The agent’s model used attention layers to understand the relationships between the segments. It then gives an action based on the output for the channel indicated by the observation.
Behavioral Cloning (BC) was used to train the agent on the correct predictions. Then, the stablebaselines3 implementation of PPO was used to fine-tune the agent directly on the competition’s metric. As in Learning to summarize from human feedback, the KL divergence between the policy and the initial BC policy was penalized to prevent catastrophic forgetting.
These three approaches gave the following approximate average F-scores across multiple training runs:
- NER using naive prediction: 0.42
- BC for classification of identified segments: 0.39
- RL fine-tuning: 0.51
While these results are not competitive, they show that reinforcement learning led to significant improvements over a simple heuristic-based approach. There are a few promising ways to improve their performance:
- Hyperparameter optimization on the NER task
- Ensembling models to make predictions on the test set (these results are from cross-validation scores on k-fold validation sets)
- Using more complicated heuristics for making predictions based on the NER probabilities
Conclusion & Future Work
Rather than trying to refine and optimize further, I’m leaving this project here as I think that I learned what I set out to learn, and further work would yield diminishing returns. I’m glad to have learned:
- NLP basics–stemming, data cleaning and augmentation, vectorization, etc.
- Training transformer-based language models
- K-fold cross-validation
- Gradient accumulation
- Familiarity with Stable Baselines
- Using sentence transformers for sentence embeddings
Possible future work could include using an auto-regressive approach for the agent.
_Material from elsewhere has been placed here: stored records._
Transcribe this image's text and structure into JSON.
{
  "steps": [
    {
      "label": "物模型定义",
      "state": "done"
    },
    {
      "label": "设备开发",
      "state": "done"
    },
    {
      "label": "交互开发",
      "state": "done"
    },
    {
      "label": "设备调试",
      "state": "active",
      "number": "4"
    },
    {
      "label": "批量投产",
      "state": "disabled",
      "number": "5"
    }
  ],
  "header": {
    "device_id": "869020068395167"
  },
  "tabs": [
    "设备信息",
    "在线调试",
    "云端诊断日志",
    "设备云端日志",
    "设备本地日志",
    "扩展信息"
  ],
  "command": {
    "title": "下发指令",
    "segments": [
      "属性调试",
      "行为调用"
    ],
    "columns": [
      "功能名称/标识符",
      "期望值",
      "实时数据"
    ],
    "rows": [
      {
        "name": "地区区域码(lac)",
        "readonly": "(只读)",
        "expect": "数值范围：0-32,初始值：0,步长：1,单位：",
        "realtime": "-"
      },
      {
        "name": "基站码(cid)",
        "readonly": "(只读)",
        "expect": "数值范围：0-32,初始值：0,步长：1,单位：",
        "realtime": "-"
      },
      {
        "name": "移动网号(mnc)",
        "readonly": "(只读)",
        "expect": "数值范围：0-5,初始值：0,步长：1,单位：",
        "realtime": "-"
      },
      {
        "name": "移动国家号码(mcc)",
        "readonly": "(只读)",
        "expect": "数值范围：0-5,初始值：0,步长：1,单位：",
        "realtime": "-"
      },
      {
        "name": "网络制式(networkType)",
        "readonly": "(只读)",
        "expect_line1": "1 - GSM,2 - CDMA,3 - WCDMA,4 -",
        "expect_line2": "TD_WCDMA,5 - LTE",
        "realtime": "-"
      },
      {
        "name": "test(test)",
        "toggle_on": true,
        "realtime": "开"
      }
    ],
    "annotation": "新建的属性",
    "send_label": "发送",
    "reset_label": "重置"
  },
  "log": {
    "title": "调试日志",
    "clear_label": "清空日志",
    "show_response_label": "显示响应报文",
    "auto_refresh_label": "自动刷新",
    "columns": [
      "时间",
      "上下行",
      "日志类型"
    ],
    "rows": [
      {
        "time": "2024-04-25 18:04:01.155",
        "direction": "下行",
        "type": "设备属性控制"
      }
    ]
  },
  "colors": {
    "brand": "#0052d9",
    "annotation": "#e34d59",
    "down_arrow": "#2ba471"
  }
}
Another possibility is training an agent directly on the NER task using reinforcement learning, although this is significantly more computationally demanding.
 I identified likely places that discourse elements would split from a combination of start token probability and changes in class probability, prioritizing recall. There is a tradeoff between expressiveness and task difficulty in choosing the threshold for identifying segments, as more segments lead to more possibilities for combining and classifying them incorrectly. This procedure generated about twice as many segments per essay as discourse elements with the chosen balance. If these segments were combined and classified correctly, the average score would be approximately .98. Averaging the ‘continue’ probabilities across the segments’ tokens and the ‘start’ probability across the first three tokens of that segment generated a new set of features. I also included the segment length as a feature. I also tried using sentence embeddings of each segment as additional features, but this had almost no effect on performance.